Rising costs due to the Bell and Gotterson reviews, together with the prospect of higher NSW casino tax rates and competition from Crown Sydney has put another big dent into Star Entertainment’s earnings.
The fallout from the licence reviews in NSW and Queensland was expected to include higher costs for compliance and operations. The increased costs are estimated by SGR to be $35-45m in FY23f, with approximately half that amount to be recurring from FY24f. This was announced at the November AGM.
Now that Crown Sydney is open and competing directly with The Star Sydney, the earnings impact is beginning to emerge. SGR said its domestic revenue in 1H23f was down by -13.5% on pre-COVID levels. This includes the impact from Crown Sydney, but the company did not explicitly identify the direct impact amount.
More importantly, the new additional costs attributable to remediation actions and compliance requirements have caused operational costs to increase by about $20m in 1H23. This includes what SGR described as the use of ‘surge’ third party consultants to help improve compliance processes. Part of SGR’s plan now is to bring those extra resources in-house, permanently bulking up the administration. SGR is now implementing a range of measures that will add around $40m to group operating costs.
In December 2022, with a State election in view, the NSW Government announced increases to the tax rates on casino tables and gaming machines. This was ostensibly to align the tax rates with Clubs and Pubs, but it was clearly a political choice. The increase was also supposedly to align with a similar increase in Victoria leaving the door ajar for Queensland to follow. This copy-cat behaviour by the States signals the risk to SGR that casino regulation and legislation is de facto nationally designed.
SGR notes that the proposed casino tax rate changes in NSW require legislation to be passed unless the NSW Government and SGR reach agreement. Negotiations are underway. SGR says in the current form, the tax increases would have a “significant adverse impact” on the profitability of The Star Sydney.

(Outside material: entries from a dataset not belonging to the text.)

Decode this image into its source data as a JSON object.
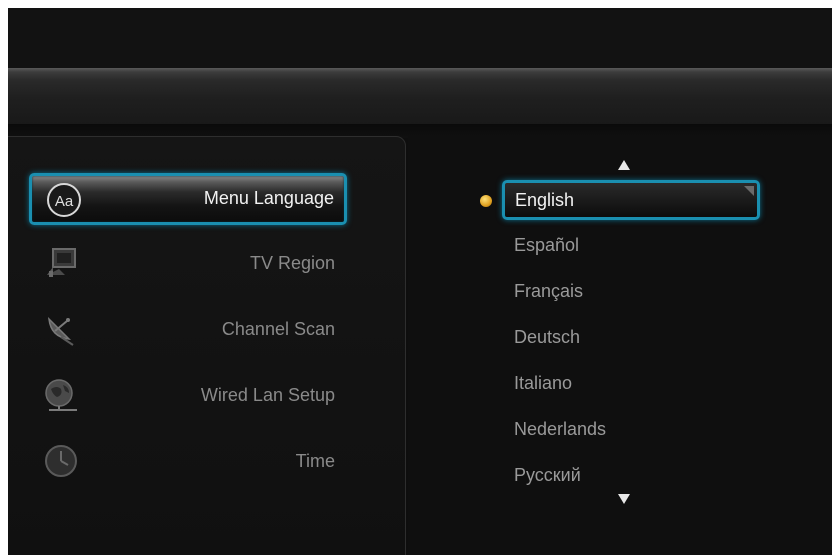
{
  "menu": {
    "items": [
      {
        "label": "Menu Language",
        "icon": "language-icon",
        "selected": true
      },
      {
        "label": "TV Region",
        "icon": "tv-region-icon",
        "selected": false
      },
      {
        "label": "Channel Scan",
        "icon": "satellite-dish-icon",
        "selected": false
      },
      {
        "label": "Wired Lan Setup",
        "icon": "globe-network-icon",
        "selected": false
      },
      {
        "label": "Time",
        "icon": "clock-icon",
        "selected": false
      }
    ],
    "language_icon_text": "Aa"
  },
  "languages": {
    "items": [
      "English",
      "Español",
      "Français",
      "Deutsch",
      "Italiano",
      "Nederlands",
      "Русский"
    ],
    "selected_index": 0,
    "scroll_up_icon": "arrow-up-icon",
    "scroll_down_icon": "arrow-down-icon"
  },
  "colors": {
    "accent": "#1a8fb0",
    "background": "#0e0e0e",
    "bullet": "#f0b030"
  }
}
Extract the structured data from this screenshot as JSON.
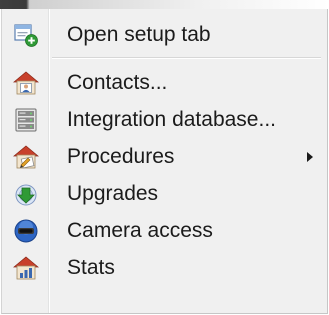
{
  "menu": {
    "items": [
      {
        "label": "Open setup tab",
        "icon": "open-setup-tab-icon"
      },
      {
        "label": "Contacts...",
        "icon": "contacts-icon"
      },
      {
        "label": "Integration database...",
        "icon": "integration-database-icon"
      },
      {
        "label": "Procedures",
        "icon": "procedures-icon",
        "submenu": true
      },
      {
        "label": "Upgrades",
        "icon": "upgrades-icon"
      },
      {
        "label": "Camera access",
        "icon": "camera-access-icon"
      },
      {
        "label": "Stats",
        "icon": "stats-icon"
      }
    ]
  },
  "colors": {
    "menu_background": "#f0f0f0",
    "text": "#1b1b1b",
    "separator": "#d7d7d7"
  }
}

The tax rate increases, in conjunction with the extra operational baggage have forced SGR to consider a non-cash impairment ranging from $400m to $1.6bn depending on whether the tax rate increases are implemented in full. The low end assumes no change in tax rate duties.
In contrast to Sydney, the Queensland casinos have been performing very nicely. Domestic revenue at The Star Gold Coast in 1H23 was up 30% on pre-COVID levels while the Treasury Brisbane equivalent revenue increase was +9%. Group revenue in 1H23 was therefore down 1% on pre-COVID levels.
Earnings and Guidance Lowered
The wash-up of all this is that SGR has lowered its 1H23 guidance for underlying EBITDA to $195-205m, and its FY23f underlying EBITDA guidance to $330-360m. Prior to this announcement, consensus FY23 EBITDA was $452m.
Investment View
Earnings forecasts for SGR must be in disarray right now. How a consensus can be formed is open to debate given the gaping hole in SGR’s earnings right now. Will the new forecasts envisage the same tax rate change in Queensland? Will cashless gaming become a national thing? And will SGR meet its obligations to be deemed suitable to hold its casino licences again?
There are outstanding fines yet to be issued against SGR to be considered as well.
The net asset value of SGR (freehold land, buildings, leasehold improvements and joint venture stakes) are worth approximately $3bn, or $3.15 per share. The market is simply ignoring this at the current share price of $1.52.
In our previous note (21 December 2022), we argued a capital raising was a possibility. This now seems more like a probability in order to reduce gearing below 2.5x. No dividend payments are likely before FY25f at this stage. We anticipate an equity raising in the vicinity of $500m at $1.25 per share would be sufficient to achieve gearing of 2.2-2.5x.
SGR is certainly down, but it is not out. The big Queens Wharf Development project in Brisbane and the various hotel projects on the Gold Coast can add substantial value to the group.
As a left field thought, we do not discount the possibility that Blackrock, owners of Crown Resorts, might see the opportunity to pounce on SGR. As we have speculated in the past, a combination of SGR and Crown would have substantial synergies.
Risks To Investment View
The delay in recovery of normal business conditions could suppress the earnings recovery for SGR. The Queensland inquiry is now complete and presents a risk if the findings result in a loss of license and/or penalties.
Recommendation
We have retained our Hold recommendation.